Here's Why Acura Stopped Making The SLX SUV

Keen to jump into the highly profitable and steadily burgeoning SUV craze of the mid-90s, Honda's luxury arm Acura released its first-ever SUV, the SLX, in 1996. The SLX was fundamentally a rebadged Isuzu Trooper. The two brands did a similar deal in 1993 on the first-generation Honda Passport, which was an Isuzu Rodeo with Honda branding.

Honda figured the second-gen Isuzu Trooper fit the bill for Acura's first SUV, marketing the SLX as a luxury SUV that could deliver both high-level amenities and the bulletproof performance of a good utility vehicle. Under the hood was a gutsy 3.2-liter V6 delivering 190 horsepower and 188 lb-ft. of torque.

The SLX's future was rosy at first, with Edmunds claiming in its 1996 Acura SLX Review that "the SLX is a fine vehicle delivering the prestige and comfort that Acura owners have come to expect." However, Acura stopped making the SLX after the 1999 model year in favor of the MDX, an in-house Honda design. What happened?

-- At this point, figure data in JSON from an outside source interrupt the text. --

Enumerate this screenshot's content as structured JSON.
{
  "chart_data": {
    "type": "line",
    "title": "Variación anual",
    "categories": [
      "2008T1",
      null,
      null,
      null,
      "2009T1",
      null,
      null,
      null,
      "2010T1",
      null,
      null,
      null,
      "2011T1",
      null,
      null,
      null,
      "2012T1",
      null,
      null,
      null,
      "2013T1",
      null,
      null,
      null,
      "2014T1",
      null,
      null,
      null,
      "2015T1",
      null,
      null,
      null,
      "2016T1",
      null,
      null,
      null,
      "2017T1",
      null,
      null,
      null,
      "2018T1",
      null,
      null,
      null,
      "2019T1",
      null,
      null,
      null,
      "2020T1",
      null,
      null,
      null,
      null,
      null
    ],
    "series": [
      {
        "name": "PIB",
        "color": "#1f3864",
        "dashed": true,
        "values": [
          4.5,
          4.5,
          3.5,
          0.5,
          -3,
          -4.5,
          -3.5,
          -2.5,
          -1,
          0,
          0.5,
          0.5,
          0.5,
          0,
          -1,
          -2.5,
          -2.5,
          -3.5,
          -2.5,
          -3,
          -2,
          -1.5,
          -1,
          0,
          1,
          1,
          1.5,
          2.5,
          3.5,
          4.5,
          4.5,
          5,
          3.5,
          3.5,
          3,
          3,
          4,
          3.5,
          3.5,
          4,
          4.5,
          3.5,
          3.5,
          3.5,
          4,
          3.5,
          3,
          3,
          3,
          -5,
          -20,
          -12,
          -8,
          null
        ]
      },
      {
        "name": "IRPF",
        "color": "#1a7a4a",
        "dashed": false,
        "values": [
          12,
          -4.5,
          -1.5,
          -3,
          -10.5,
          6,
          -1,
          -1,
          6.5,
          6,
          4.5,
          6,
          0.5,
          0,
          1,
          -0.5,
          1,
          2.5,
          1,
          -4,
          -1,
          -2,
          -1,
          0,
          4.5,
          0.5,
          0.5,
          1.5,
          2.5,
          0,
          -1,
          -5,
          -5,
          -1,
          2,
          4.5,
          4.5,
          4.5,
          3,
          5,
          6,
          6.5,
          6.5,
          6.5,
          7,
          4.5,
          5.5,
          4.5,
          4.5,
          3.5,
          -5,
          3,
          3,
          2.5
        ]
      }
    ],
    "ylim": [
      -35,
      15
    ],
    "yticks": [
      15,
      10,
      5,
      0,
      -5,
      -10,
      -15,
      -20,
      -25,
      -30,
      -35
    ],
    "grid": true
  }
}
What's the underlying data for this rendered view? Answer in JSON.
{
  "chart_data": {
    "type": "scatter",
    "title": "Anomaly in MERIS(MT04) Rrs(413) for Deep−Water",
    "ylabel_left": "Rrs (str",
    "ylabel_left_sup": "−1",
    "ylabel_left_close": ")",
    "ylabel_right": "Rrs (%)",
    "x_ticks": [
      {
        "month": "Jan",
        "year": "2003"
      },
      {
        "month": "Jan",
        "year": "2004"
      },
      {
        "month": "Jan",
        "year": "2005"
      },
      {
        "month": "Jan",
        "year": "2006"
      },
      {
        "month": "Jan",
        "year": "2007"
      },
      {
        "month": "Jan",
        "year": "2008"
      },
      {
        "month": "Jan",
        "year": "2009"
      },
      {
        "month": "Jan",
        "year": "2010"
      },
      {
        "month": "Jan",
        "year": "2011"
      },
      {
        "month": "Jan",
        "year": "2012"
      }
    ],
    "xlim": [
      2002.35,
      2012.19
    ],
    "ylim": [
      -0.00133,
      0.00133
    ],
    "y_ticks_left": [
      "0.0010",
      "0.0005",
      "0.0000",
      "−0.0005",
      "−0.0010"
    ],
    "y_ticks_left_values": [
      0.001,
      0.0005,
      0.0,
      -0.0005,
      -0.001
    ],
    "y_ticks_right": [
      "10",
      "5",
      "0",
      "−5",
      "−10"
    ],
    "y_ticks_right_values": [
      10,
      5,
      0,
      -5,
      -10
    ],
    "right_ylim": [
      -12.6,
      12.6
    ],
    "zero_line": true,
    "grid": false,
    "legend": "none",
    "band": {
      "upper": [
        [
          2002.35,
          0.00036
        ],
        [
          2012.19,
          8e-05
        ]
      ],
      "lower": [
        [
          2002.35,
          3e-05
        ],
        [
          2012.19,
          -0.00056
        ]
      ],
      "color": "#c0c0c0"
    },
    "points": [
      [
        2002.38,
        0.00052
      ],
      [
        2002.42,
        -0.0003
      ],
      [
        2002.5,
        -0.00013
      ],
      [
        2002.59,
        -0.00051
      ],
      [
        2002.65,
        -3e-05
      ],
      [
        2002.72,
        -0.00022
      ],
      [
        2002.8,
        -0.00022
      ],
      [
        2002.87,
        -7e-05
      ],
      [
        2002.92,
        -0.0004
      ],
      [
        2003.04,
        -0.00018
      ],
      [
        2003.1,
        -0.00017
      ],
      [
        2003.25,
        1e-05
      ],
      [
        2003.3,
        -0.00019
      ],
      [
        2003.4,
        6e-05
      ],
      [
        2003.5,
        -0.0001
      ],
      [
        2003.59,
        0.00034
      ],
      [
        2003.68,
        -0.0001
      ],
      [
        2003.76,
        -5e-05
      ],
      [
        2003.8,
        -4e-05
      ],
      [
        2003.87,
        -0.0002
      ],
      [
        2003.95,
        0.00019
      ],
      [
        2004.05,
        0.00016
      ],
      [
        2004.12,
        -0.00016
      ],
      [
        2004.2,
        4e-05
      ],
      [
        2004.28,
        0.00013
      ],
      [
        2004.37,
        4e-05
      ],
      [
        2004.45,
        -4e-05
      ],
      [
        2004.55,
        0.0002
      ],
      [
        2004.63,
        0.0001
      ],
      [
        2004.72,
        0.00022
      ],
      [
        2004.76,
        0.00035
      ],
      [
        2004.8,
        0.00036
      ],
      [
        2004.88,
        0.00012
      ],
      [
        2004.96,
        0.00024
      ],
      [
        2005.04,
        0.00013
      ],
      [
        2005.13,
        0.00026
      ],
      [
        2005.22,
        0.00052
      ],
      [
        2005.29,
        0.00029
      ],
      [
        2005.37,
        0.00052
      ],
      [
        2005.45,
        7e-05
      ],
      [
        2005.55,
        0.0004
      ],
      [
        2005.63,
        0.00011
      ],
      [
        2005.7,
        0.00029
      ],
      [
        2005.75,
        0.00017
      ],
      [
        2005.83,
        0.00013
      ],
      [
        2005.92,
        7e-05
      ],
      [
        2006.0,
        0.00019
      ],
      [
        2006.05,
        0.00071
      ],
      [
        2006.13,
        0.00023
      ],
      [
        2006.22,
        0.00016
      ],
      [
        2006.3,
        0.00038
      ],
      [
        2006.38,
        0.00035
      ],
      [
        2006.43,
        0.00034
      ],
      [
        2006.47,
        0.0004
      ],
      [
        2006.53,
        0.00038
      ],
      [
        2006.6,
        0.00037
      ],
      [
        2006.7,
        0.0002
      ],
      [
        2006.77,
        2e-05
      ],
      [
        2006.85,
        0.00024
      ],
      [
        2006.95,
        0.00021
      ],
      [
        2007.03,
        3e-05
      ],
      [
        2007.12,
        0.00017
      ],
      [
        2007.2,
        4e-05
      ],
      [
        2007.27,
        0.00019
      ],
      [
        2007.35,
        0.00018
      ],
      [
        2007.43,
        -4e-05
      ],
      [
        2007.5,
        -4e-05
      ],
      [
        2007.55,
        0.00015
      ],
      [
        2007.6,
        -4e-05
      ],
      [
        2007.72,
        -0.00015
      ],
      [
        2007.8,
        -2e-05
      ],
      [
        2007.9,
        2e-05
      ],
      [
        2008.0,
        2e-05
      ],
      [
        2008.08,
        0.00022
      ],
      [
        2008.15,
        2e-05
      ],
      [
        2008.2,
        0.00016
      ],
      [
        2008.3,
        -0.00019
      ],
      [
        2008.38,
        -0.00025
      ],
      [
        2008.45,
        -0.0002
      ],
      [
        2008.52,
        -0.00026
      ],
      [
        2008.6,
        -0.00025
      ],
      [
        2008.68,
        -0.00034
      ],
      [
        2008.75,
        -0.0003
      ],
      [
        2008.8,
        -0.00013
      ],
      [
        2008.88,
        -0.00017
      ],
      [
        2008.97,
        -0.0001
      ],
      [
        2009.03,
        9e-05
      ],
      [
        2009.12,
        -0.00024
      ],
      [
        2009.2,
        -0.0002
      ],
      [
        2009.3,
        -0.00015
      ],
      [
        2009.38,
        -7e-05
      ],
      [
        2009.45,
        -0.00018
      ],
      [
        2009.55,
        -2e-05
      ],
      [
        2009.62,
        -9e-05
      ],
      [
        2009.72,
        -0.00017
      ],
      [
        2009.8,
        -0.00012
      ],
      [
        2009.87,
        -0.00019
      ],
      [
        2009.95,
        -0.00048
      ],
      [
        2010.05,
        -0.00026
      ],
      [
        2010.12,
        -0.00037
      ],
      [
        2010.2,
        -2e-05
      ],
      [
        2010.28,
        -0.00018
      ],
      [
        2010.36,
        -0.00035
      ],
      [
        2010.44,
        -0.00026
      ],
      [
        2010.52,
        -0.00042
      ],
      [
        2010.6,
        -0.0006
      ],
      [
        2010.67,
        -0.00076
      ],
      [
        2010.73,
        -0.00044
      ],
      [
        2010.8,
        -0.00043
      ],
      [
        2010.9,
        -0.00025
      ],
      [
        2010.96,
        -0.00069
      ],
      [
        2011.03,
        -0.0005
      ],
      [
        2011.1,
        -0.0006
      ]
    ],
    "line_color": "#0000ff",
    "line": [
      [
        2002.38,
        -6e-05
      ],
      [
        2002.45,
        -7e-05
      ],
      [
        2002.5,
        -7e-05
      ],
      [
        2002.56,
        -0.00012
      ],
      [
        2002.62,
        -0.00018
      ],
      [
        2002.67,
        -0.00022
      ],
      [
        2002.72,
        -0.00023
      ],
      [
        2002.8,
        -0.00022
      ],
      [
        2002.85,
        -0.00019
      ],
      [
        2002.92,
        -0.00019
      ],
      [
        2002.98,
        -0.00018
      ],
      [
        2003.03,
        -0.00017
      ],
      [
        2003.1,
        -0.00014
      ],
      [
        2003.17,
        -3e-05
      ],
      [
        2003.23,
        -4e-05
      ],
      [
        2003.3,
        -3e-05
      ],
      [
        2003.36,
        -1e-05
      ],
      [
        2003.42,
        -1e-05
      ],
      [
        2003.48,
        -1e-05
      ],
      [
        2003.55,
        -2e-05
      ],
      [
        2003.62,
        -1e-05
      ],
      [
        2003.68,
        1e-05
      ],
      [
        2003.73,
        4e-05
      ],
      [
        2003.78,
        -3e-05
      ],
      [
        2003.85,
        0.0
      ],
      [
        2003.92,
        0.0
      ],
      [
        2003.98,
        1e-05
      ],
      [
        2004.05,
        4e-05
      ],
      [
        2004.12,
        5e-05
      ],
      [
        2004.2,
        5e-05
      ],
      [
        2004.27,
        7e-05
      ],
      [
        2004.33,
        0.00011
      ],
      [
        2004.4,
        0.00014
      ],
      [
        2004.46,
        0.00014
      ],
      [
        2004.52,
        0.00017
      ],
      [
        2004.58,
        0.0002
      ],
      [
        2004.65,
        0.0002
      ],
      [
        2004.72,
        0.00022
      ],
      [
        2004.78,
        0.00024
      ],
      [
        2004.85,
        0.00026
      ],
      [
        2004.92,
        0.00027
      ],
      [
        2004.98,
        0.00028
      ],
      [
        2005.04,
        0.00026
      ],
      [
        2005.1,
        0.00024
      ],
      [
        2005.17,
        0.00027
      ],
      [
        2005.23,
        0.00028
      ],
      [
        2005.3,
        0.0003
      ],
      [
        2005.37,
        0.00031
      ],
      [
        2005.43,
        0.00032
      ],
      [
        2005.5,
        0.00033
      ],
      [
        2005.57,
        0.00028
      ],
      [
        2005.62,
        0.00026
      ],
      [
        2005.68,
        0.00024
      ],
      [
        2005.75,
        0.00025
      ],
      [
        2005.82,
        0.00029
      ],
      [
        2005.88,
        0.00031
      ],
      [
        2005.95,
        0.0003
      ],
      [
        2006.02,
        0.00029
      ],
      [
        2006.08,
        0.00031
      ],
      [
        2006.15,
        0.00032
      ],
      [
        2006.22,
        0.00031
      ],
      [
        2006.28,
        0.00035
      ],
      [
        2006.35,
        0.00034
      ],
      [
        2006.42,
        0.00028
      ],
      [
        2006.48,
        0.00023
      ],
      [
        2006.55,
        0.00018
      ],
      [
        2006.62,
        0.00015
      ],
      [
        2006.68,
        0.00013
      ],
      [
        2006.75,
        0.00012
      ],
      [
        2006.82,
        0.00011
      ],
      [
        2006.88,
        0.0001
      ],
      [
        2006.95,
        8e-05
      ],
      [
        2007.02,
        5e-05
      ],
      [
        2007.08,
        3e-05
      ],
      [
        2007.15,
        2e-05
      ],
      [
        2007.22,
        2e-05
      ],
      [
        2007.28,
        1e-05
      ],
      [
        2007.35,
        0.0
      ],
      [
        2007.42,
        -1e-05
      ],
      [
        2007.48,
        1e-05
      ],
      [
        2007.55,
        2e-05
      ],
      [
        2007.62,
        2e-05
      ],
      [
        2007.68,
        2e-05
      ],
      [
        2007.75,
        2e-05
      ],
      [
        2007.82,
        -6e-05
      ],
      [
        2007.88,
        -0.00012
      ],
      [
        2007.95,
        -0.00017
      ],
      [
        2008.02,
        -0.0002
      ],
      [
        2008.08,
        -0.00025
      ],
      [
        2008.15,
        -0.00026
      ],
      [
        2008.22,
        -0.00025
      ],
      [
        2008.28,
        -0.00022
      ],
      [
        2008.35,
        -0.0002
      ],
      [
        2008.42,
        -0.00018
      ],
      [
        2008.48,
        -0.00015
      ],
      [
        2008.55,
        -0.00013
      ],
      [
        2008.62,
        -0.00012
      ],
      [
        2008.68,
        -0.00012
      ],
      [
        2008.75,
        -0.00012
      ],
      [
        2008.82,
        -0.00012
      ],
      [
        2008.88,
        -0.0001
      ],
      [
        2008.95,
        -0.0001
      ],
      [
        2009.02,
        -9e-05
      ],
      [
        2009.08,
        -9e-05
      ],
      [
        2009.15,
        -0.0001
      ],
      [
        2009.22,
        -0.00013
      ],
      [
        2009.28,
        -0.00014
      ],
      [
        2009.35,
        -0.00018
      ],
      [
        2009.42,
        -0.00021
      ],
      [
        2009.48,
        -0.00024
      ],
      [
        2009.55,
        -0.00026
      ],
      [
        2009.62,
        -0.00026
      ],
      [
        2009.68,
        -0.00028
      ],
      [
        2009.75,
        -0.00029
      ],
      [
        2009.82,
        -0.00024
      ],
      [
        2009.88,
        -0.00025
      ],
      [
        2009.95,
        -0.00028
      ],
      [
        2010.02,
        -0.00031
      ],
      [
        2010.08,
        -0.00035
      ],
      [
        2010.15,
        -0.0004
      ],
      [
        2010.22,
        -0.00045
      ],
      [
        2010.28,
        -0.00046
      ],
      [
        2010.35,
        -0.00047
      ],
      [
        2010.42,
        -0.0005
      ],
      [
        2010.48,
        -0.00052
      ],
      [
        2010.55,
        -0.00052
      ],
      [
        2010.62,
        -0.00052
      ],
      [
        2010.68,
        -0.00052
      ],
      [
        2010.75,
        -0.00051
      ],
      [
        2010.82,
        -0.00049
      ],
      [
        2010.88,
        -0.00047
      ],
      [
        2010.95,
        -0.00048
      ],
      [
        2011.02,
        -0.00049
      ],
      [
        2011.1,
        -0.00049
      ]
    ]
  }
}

Acura SLX rollover controversy

Per The Auto Channel, a 1996 Consumer Reports press release gave the second-gen Isuzu Trooper — that is, the Acura SLX with a different name badge — a "Not Acceptable" safety rating when the agency discovered the vehicle's tendency to roll over when performing the Nordic moose test. The maneuver entails the driver swerving into the opposite lane and swerving back to mimic avoiding an unexpected obstacle on the road –- like a moose, for instance. According to the New York Times, the October 1996 issue of Consumer Reports even featured an upended Isuzu Trooper on its cover under the title "UNSAFE." Isuzu sued for defamation and the jury found both parties partly at fault, but the PR damage to the Trooper and its Acura-branded clone had been done.

Consumer Reports eventually warmed up to the SLX in 1998 after Acura gave it an updated engine and a few other mechanical and safety mods. However, it never got rid of its unsafe image, and Acura pulled the plug after 1999. In 2019, Acura unveiled a first-gen SLX restomod with a 350-horsepower turbo four-pot engine and the brand's Super Handling All-Wheel Drive (SH-AWD), a reimagining of what could have been if Honda/Acura did it right the first time.